ABSTRACT

The Russian Civil War witnessed a sudden upsurge of separatist and anarchist guerrilla movements in many parts of the old Tsarist Empire, but in few areas was one so pronounounced as in Central Asia, where groups of mounted raiders – Basmachi, to use the local term, meaning ‘bandit’1 – conducted a sporadic and violent struggle against the Soviet authorities for over ten years. During this period of violent civil unrest, the nascent Red Army was driven to collate and assess both its own civil war experience of high manoeuvrability (militarily and politically) and some of the practical experiences of its Tsarist predecessor to produce a formula that would enable the settlement of this territory.

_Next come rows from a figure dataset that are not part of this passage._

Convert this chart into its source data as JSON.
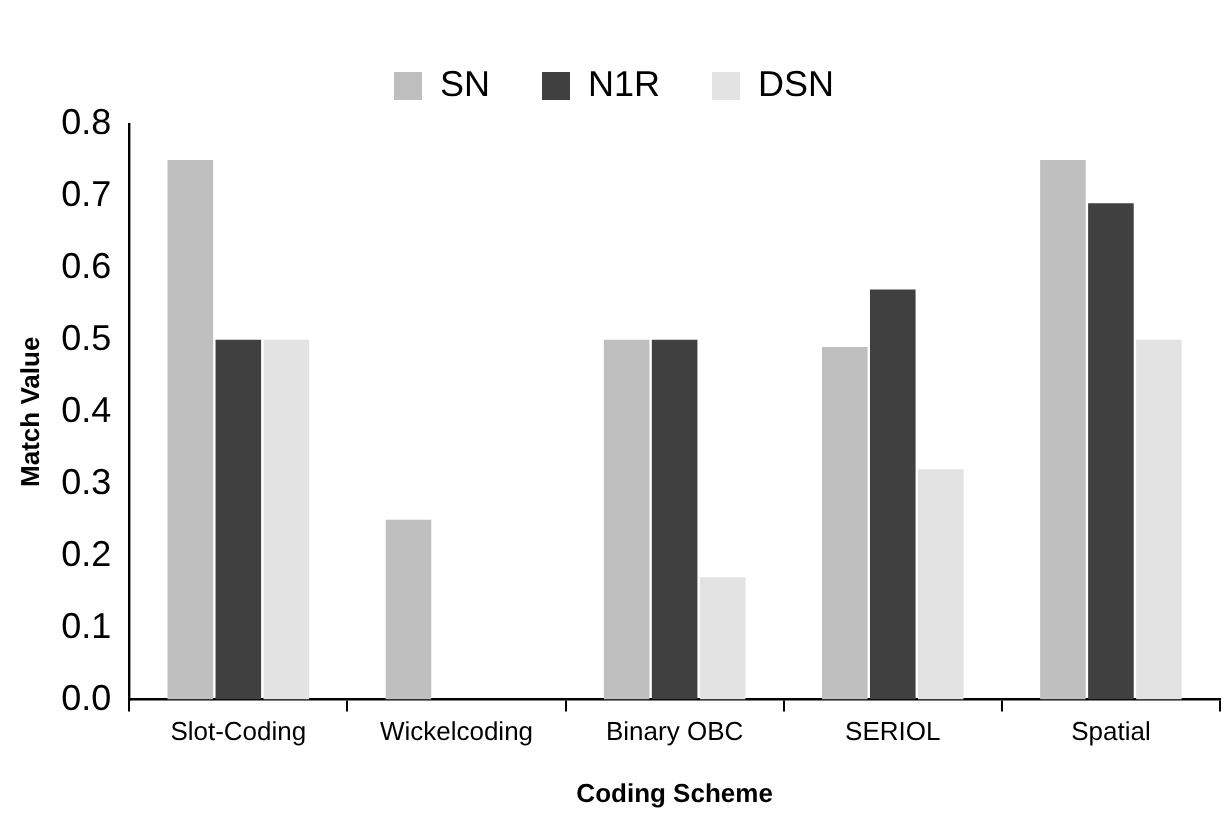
{
  "chart_data": {
    "type": "bar",
    "xlabel": "Coding Scheme",
    "ylabel": "Match Value",
    "categories": [
      "Slot-Coding",
      "Wickelcoding",
      "Binary OBC",
      "SERIOL",
      "Spatial"
    ],
    "series": [
      {
        "name": "SN",
        "color": "#bfbfbf",
        "values": [
          0.75,
          0.25,
          0.5,
          0.49,
          0.75
        ]
      },
      {
        "name": "N1R",
        "color": "#404040",
        "values": [
          0.5,
          0,
          0.5,
          0.57,
          0.69
        ]
      },
      {
        "name": "DSN",
        "color": "#e3e3e3",
        "values": [
          0.5,
          0,
          0.17,
          0.32,
          0.5
        ]
      }
    ],
    "ylim": [
      0,
      0.8
    ],
    "yticks": [
      {
        "value": 0,
        "label": "0.0"
      },
      {
        "value": 0.1,
        "label": "0.1"
      },
      {
        "value": 0.2,
        "label": "0.2"
      },
      {
        "value": 0.3,
        "label": "0.3"
      },
      {
        "value": 0.4,
        "label": "0.4"
      },
      {
        "value": 0.5,
        "label": "0.5"
      },
      {
        "value": 0.6,
        "label": "0.6"
      },
      {
        "value": 0.7,
        "label": "0.7"
      },
      {
        "value": 0.8,
        "label": "0.8"
      }
    ],
    "grid": false,
    "legend": "top"
  }
}
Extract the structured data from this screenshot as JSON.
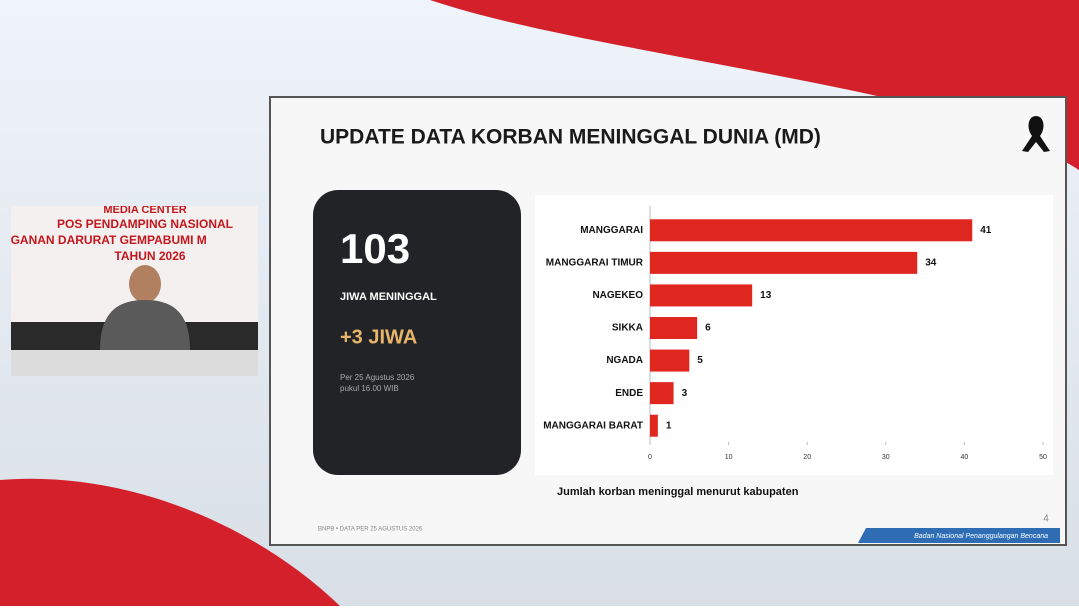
{
  "video": {
    "banner": [
      "MEDIA CENTER",
      "POS PENDAMPING NASIONAL",
      "ANGANAN DARURAT GEMPABUMI M",
      "TAHUN 2026"
    ]
  },
  "slide": {
    "title": "UPDATE DATA KORBAN MENINGGAL DUNIA (MD)",
    "card": {
      "total": "103",
      "total_label": "JIWA MENINGGAL",
      "change": "+3 JIWA",
      "date": "Per 25 Agustus 2026",
      "time": "pukul 16.00 WIB"
    },
    "footer": "BNPB • DATA PER 25 AGUSTUS 2026",
    "page": "4",
    "agency": "Badan Nasional Penanggulangan Bencana"
  },
  "chart_data": {
    "type": "hbar",
    "subtitle": "Jumlah korban meninggal menurut kabupaten",
    "categories": [
      "MANGGARAI",
      "MANGGARAI TIMUR",
      "NAGEKEO",
      "SIKKA",
      "NGADA",
      "ENDE",
      "MANGGARAI BARAT"
    ],
    "values": [
      41,
      34,
      13,
      6,
      5,
      3,
      1
    ],
    "color": "#e0271f",
    "xlim": [
      0,
      50
    ],
    "xticks": [
      0,
      10,
      20,
      30,
      40,
      50
    ]
  }
}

The methods of one man in particular – the future ‘Soviet Clausewitz’, M. V. Frunze, himself a son of settlers in Central Asia – provided the Reds with the key to achieving victory against their disorganised, yet elusive, foes.2 This was a key that would notably elude the Soviet Army over sixty years later when it found itself fighting a similar opponent in Afghanistan. The reason for the loss of this key may lie ironically with Frunze himself, whose lasting legacy to Soviet military art was that of the ‘Unified Military Doctrine’ – a doctrine of flexibility in his own day that came to exhibit increasing intellectual rigidity under later proponents.